A few years back, economists and other social scientists and technical experts at RAND and the University of Michigan put together a grant proposal focused on seeing what can be done with web surveys. Thanks to funding provided by the National Institute on Aging (part of the National Institute of Health), we were able to find out the answer. Leaving out many details, the basic answer is that, except for a few things that have to be done in person, web surveys are at least as good, and usually better, than other survey methods. RAND’s American Life Panel arose out of that collaboration (though it is now an independent RAND survey that has a wide range of clients other than government research agencies). I can’t pretend to be objective about the American Life Panel. As part of a large team, I have been involved in it from the beginning and I love it.
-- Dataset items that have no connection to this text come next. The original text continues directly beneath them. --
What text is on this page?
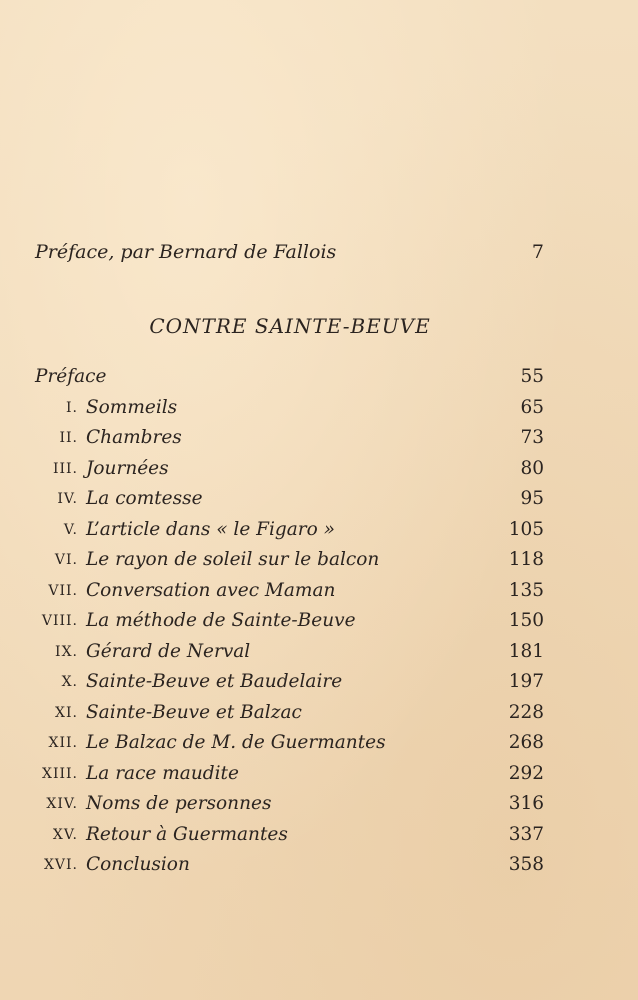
Préface, par Bernard de Fallois	7
CONTRE SAINTE-BEUVE
Préface	55
I. Sommeils	65
II. Chambres	73
III. Journées	80
IV. La comtesse	95
V. L’article dans « le Figaro »	105
VI. Le rayon de soleil sur le balcon	118
VII. Conversation avec Maman	135
VIII. La méthode de Sainte-Beuve	150
IX. Gérard de Nerval	181
X. Sainte-Beuve et Baudelaire	197
XI. Sainte-Beuve et Balzac	228
XII. Le Balzac de M. de Guermantes	268
XIII. La race maudite	292
XIV. Noms de personnes	316
XV. Retour à Guermantes	337
XVI. Conclusion	358
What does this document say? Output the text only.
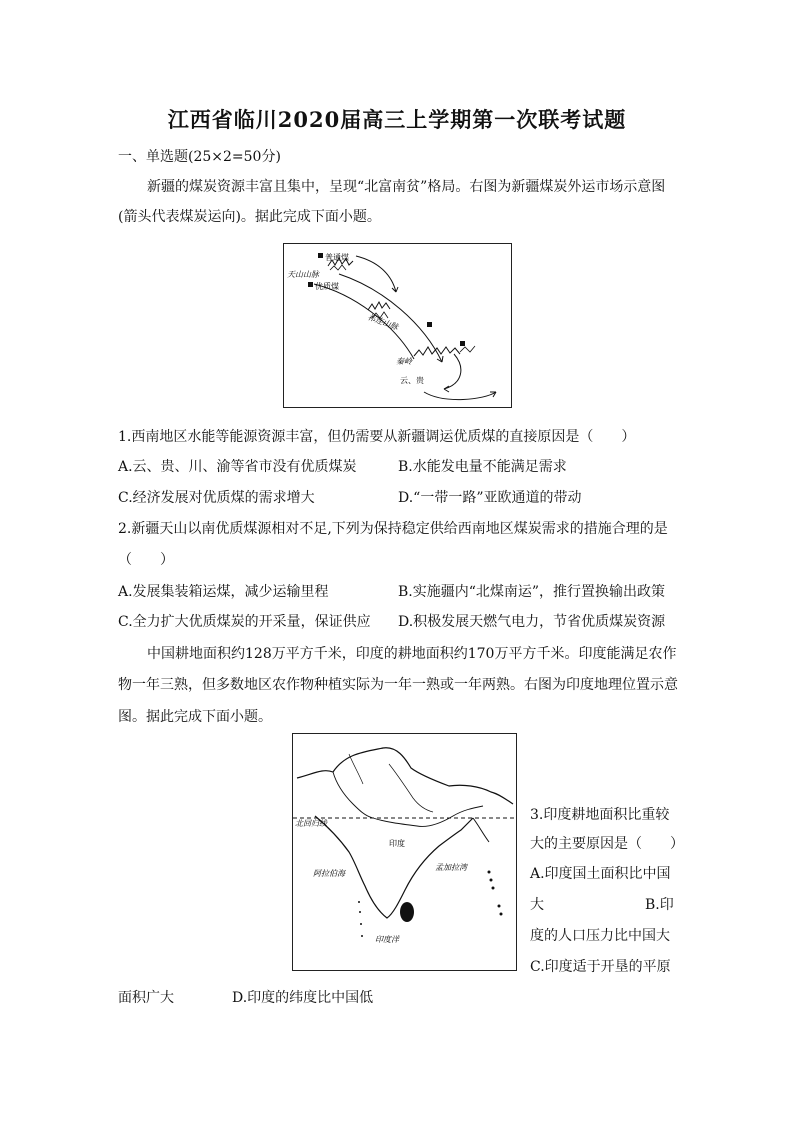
江西省临川2020届高三上学期第一次联考试题
一、单选题(25×2=50分)
新疆的煤炭资源丰富且集中，呈现“北富南贫”格局。右图为新疆煤炭外运市场示意图
(箭头代表煤炭运向)。据此完成下面小题。
普通煤
天山山脉
优质煤
祁连山脉
秦岭
云、贵
1.西南地区水能等能源资源丰富，但仍需要从新疆调运优质煤的直接原因是（　　）
A.云、贵、川、渝等省市没有优质煤炭	B.水能发电量不能满足需求
C.经济发展对优质煤的需求增大	D.“一带一路”亚欧通道的带动
2.新疆天山以南优质煤源相对不足,下列为保持稳定供给西南地区煤炭需求的措施合理的是
（　　）
A.发展集装箱运煤，减少运输里程	B.实施疆内“北煤南运”，推行置换输出政策
C.全力扩大优质煤炭的开采量，保证供应 D.积极发展天燃气电力，节省优质煤炭资源
中国耕地面积约128万平方千米，印度的耕地面积约170万平方千米。印度能满足农作
物一年三熟，但多数地区农作物种植实际为一年一熟或一年两熟。右图为印度地理位置示意
图。据此完成下面小题。
北回归线
印度
孟加拉湾
阿拉伯海
印度洋
3.印度耕地面积比重较
大的主要原因是（　　）
A.印度国土面积比中国
大	B.印
度的人口压力比中国大
C.印度适于开垦的平原
面积广大	D.印度的纬度比中国低
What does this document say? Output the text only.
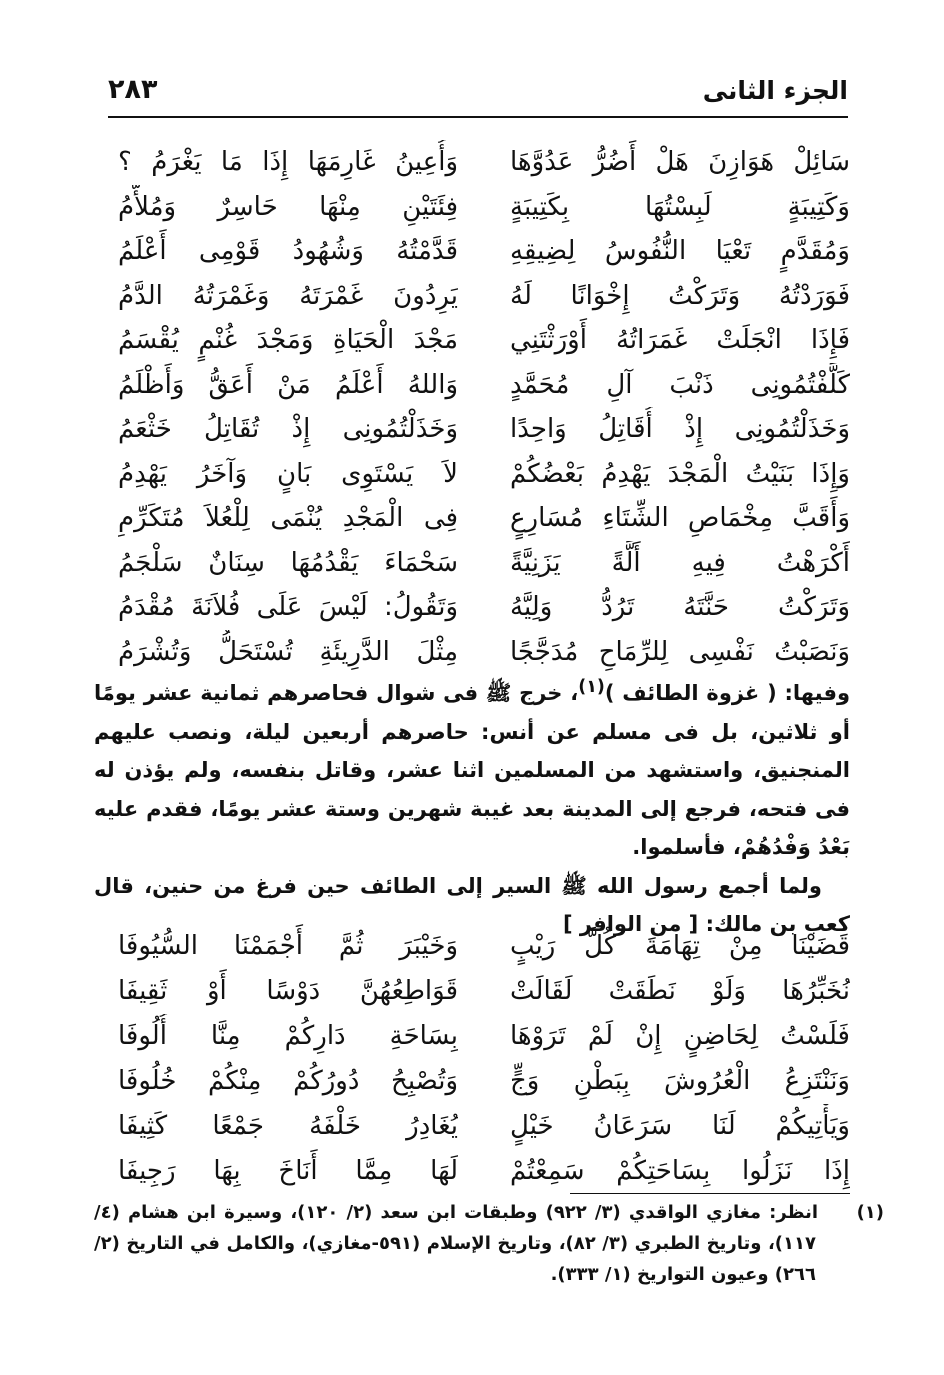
الجزء الثانى
٢٨٣
سَائِلْ هَوَازِنَ هَلْ أَضُرُّ عَدُوَّهَا
وَأُعِينُ غَارِمَهَا إِذَا مَا يَغْرَمُ ؟
وَكَتِيبَةٍ لَبِسْتُهَا بِكَتِيبَةٍ
فِئَتَيْنِ مِنْهَا حَاسِرٌ وَمُلأَّمُ
وَمُقَدَّمٍ تَعْيَا النُّفُوسُ لِضِيقِهِ
قَدَّمْتُهُ وَشُهُودُ قَوْمِى أَعْلَمُ
فَوَرَدْتُهُ وَتَرَكْتُ إِخْوَانًا لَهُ
يَرِدُونَ غَمْرَتَهُ وَغَمْرَتُهُ الدَّمُ
فَإِذَا انْجَلَتْ غَمَرَاتُهُ أَوْرَثْتَنِي
مَجْدَ الْحَيَاةِ وَمَجْدَ غُنْمٍ يُقْسَمُ
كَلَّفْتُمُونِى ذَنْبَ آلِ مُحَمَّدٍ
وَاللهُ أَعْلَمُ مَنْ أَعَقُّ وَأَظْلَمُ
وَخَذَلْتُمُونِى إِذْ أُقَاتِلُ وَاحِدًا
وَخَذَلْتُمُونِى إِذْ تُقَاتِلُ خَثْعَمُ
وَإِذَا بَنَيْتُ الْمَجْدَ يَهْدِمُ بَعْضُكُمْ
لاَ يَسْتَوِى بَانٍ وَآخَرُ يَهْدِمُ
وَأَقَبَّ مِخْمَاصِ الشِّتَاءِ مُسَارِعٍ
فِى الْمَجْدِ يُنْمَى لِلْعُلاَ مُتَكَرِّمِ
أَكْرَهْتُ فِيهِ أَلَّةً يَزَنِيَّةً
سَحْمَاءَ يَقْدُمُهَا سِنَانٌ سَلْجَمُ
وَتَرَكْتُ حَنَّتَهُ تَرُدُّ وَلِيَّهُ
وَتَقُولُ: لَيْسَ عَلَى فُلاَنَةَ مُقْدَمُ
وَنَصَبْتُ نَفْسِى لِلرِّمَاحِ مُدَجَّجًا
مِثْلَ الدَّرِيئَةِ تُسْتَحَلُّ وَتُشْرَمُ

وفيها: ( غزوة الطائف )$^{(١)}$، خرج ﷺ فى شوال فحاصرهم ثمانية عشر يومًا أو ثلاثين، بل فى مسلم عن أنس: حاصرهم أربعين ليلة، ونصب عليهم المنجنيق، واستشهد من المسلمين اثنا عشر، وقاتل بنفسه، ولم يؤذن له فى فتحه، فرجع إلى المدينة بعد غيبة شهرين وستة عشر يومًا، فقدم عليه بَعْدُ وَفْدُهُمْ، فأسلموا.

ولما أجمع رسول الله ﷺ السير إلى الطائف حين فرغ من حنين، قال كعب بن مالك: [ من الوافر ]

قَضَيْنَا مِنْ تِهَامَةَ كُلَّ رَيْبٍ
وَخَيْبَرَ ثُمَّ أَجْمَمْنَا السُّيُوفَا
نُخَبِّرُهَا وَلَوْ نَطَقَتْ لَقَالَتْ
قَوَاطِعُهُنَّ دَوْسًا أَوْ ثَقِيفَا
فَلَسْتُ لِحَاضِنٍ إِنْ لَمْ تَرَوْهَا
بِسَاحَةِ دَارِكُمْ مِنَّا أُلُوفَا
وَنَنْتَزِعُ الْعُرُوشَ بِبَطْنِ وَجٍّ
وَتُصْبِحُ دُورُكُمْ مِنْكُمْ خُلُوفَا
وَيَأْتِيكُمْ لَنَا سَرَعَانُ خَيْلٍ
يُغَادِرُ خَلْفَهُ جَمْعًا كَثِيفَا
إِذَا نَزَلُوا بِسَاحَتِكُمْ سَمِعْتُمْ
لَهَا مِمَّا أَنَاخَ بِهَا رَجِيفَا

(١)انظر: مغازي الواقدي (٣/ ٩٢٢) وطبقات ابن سعد (٢/ ١٢٠)، وسيرة ابن هشام (٤/ ١١٧)، وتاريخ الطبري (٣/ ٨٢)، وتاريخ الإسلام (٥٩١-مغازي)، والكامل في التاريخ (٢/ ٢٦٦) وعيون التواريخ (١/ ٣٣٣).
An important distinction has to be made between commercial web surveys, which use samples of convenience (often trying to match certain broad demographic frequencies to the population as a whole) and scientific web surveys that make great efforts to get as close to a representative sample as possible–even on characteristics that are unmeasured. The American Life Panel is just such a scientific web survey. Every effort is made not only to draw respondents randomly from the population as a whole, but also to give web access to those randomly chosen who don’t already have web access.
By contrast to most surveys, which fairly soon became calcified under the weight of a standard set of questions that are asked again and again, taking up most of the available survey time, under Arie Kapteyn’s leadership, the American Life Panel (ALP) has grown in power and reach under a unique philosophy of experimental modules initiated in a relatively decentralized way that over time add up to much more than the sum of the parts. At this point, data from a huge variety of experimental modules can now be compared to data on ALP respondents that duplicates most of what is collected from respondents to Michigan’s Health and Retirement Study and data that duplicates a big subset of what is collected from respondents to Michigan's Cognitive Economics Study. Arie’s commitment to supporting “bold, persistent experimentation” in surveys augurs well for the future of the American Life Panel.
Because the American Life Panel has only recently come into its own, most economists don’t realize what is there, what can be done with the existing data on the ALP, and what can be done by collecting new experimental data to combine with the ALP’s existing data. For young economists in particular, I am confident there are many, many dissertations hiding in the data already collected, aside from everything that is coming.
Just for fun, I have put a link under the illustration to the ALP’s election forecast webpage, based on survey questions that probe for probabilities as opposed to discrete answers–a style of survey question that has been advocated most forcefully by Chuck Manski and his coauthors. Also, unlike typical election polls, the results you see above and at the election forecast webpage are based on panel data: the same people are asked the questions repeatedly, so that the changes you see are more likely to be genuine changes in opinion, instead of random fluctuations in the set of people surveyed. (Note: the election polling behind the picture above is not supported by any government agency.)
Update: Brad DeLong tweeted to me this interesting comment:
RAND’s reinterview method is a treatment that over time turns low-info voters into high info voters. That’s a powerful bias…
My reaction is that if Brad is right, the views of a high-information sample of otherwise typical voters from a representative sample is itself very interesting. The question that Brad raises is a good example of the value of an experimental survey–to be able to discover and investigate, or rule out, effects such as that.